The walls of the bathroom are built using the red windows, this time with glass, various medium nougat bricks, and those orange headlights I was waiting to be significant. I can’t say I’m convinced that the use here necessitated them being orange. The combination of brown, medium nougat, dark tan, red, orange, and dark red makes for quite a garish combination. Exchanging the orange headlights for any one of these other colours would have helped significantly, and how nice it would have been to have them in medium nougat or dark red, colours that would have worked well in either of the other models.
The structure is effectively roofed with the dark blue curved slopes and has just enough exposed studs for yet another variety of bird to perch on. The spinning weather apparatus in dark azure is another nice detail.
Under the tree are two smaller plants built primarily in sand green. The teeth plates used on a previous iteration of a bird and as the crocodile’s feet now form a plant reminiscent of a succulent, with a single dark pink blossom. And making excellent use of x4 sand green sausages (6258159 | 33078) is another plant, reminiscent of nothing in particular, but that is of little importance since I now have x4 sand green sausages, plus an extra, which is more than any other set.
And last but not least, the best bird of the bunch, a flamingo. Even though they do actually have two legs, it is a perfect excuse for using only one antenna for the visible leg they perch on while resting. The heart tiles make perfect wings to complement the other dark pink and magenta parts making up the rest of the bird.
Alice Finch’s alternate build of 31116 Safari Wildlife Tree House
Seeing as this is a Creator set, it seemed only proper to build an alternative, keeping the basic structure of the three models in mind- a structure or vehicle of some kind, an animal, and a bird.

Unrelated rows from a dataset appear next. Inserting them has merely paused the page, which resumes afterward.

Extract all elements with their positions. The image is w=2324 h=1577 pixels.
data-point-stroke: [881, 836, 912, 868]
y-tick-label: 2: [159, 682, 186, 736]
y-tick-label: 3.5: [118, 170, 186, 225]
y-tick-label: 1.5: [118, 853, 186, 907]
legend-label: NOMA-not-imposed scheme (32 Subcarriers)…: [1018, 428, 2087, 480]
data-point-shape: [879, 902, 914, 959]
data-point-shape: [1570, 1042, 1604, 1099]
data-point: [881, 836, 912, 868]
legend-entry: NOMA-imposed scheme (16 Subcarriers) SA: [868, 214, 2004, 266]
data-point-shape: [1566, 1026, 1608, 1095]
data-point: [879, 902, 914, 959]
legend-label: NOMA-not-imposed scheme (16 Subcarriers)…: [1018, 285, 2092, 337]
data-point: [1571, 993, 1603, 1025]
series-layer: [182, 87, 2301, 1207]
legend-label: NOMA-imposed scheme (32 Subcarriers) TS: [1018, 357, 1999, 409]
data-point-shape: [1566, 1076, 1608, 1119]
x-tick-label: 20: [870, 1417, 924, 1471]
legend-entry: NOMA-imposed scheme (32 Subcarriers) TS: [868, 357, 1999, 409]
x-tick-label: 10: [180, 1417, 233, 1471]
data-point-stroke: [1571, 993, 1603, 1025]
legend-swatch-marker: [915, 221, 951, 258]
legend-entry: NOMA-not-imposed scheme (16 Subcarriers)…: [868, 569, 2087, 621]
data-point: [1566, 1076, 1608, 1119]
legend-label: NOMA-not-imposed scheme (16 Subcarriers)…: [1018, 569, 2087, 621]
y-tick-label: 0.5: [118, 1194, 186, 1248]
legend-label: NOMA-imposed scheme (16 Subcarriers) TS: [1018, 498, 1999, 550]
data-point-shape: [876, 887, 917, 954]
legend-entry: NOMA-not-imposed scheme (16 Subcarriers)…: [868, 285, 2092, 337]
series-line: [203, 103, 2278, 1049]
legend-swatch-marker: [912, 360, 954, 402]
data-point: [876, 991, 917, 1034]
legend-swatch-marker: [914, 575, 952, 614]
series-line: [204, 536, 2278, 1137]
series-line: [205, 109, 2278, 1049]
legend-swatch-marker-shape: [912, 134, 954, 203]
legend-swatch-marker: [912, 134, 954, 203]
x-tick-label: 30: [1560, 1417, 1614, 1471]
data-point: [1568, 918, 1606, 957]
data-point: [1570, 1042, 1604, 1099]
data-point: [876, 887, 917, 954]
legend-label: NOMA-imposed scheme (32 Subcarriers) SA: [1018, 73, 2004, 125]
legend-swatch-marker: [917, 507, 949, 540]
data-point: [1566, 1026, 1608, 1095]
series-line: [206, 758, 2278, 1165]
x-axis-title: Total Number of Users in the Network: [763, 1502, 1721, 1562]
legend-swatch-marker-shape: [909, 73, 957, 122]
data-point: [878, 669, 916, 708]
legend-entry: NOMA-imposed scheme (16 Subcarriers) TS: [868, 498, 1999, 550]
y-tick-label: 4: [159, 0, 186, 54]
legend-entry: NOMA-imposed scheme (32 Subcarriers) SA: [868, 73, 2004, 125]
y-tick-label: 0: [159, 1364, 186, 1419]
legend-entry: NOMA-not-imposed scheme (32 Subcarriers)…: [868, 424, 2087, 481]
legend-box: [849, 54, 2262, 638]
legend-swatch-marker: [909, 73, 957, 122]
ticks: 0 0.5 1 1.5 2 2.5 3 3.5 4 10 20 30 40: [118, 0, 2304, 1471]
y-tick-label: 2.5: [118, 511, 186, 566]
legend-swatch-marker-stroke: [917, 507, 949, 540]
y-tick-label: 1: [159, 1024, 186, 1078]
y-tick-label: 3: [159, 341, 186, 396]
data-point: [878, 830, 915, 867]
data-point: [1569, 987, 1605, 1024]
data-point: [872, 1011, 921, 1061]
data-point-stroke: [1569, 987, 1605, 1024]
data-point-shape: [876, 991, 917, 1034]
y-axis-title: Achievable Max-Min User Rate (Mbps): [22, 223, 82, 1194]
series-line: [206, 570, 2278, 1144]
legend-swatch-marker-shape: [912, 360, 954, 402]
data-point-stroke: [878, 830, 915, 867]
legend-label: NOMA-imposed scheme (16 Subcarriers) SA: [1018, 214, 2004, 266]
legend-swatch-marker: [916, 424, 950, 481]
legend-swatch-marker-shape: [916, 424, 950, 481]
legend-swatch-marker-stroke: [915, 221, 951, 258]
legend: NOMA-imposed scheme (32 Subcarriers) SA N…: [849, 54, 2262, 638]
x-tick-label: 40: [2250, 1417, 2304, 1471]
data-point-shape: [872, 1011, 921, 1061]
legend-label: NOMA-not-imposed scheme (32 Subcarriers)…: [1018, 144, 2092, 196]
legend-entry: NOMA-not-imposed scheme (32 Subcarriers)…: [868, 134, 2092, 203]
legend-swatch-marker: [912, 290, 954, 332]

The structure, in this case, is the safari park entrance, featuring the printed tile and the four red windows as the fence, where the child is throwing food pellets to the springbok.
The animal is an attempt at a springbok, which was inspired by the skeletal carcass in the lion model.
I found it extremely challenging to build with the parts available. Even though the colours were a good match, the parts availability made it tough. It turns out there are very few basic plates in the set. And for the third time, I wished for that ball and socket joint so that the head or neck could more freely rotate. The tail is up as a warning to others to beware of the humans in the vicinity.
I also tried to build a different kind of tree. The same brown slopes, cylinders, arches and leaves used in the set are now built upside down. I used the same axle through the middle of the trunk technique to connect the down facing studs of the trunk to the up facing studs of the branches. The sausages are used for the long acacia tree thorns that giraffes skillfully avoid.
And finally, the bird. Since all the other birds seemed to only have one leg, I made sure this one had two. It wasn’t inspired by a particular species, only by an attempt to use the available parts in a different way than in the other birds from the set.
There are a few things that recommend this set as worth getting. The large parts of the builds themselves are not particularly instructive, but there are good parts and enough clever uses in the animals to make it a fun set to build.
There are lots of great little parts in a variety of colours and in enough quantity to be useful. As a group, the birds are probably the most creative use of all these little bits. The birds also offer good prompts for storytelling during play. And lastly, I appreciate the fact that this is a set based somewhere other than Europe or North America, and includes animals that may be common in zoos but are actually native to Africa, the only proper place for a safari.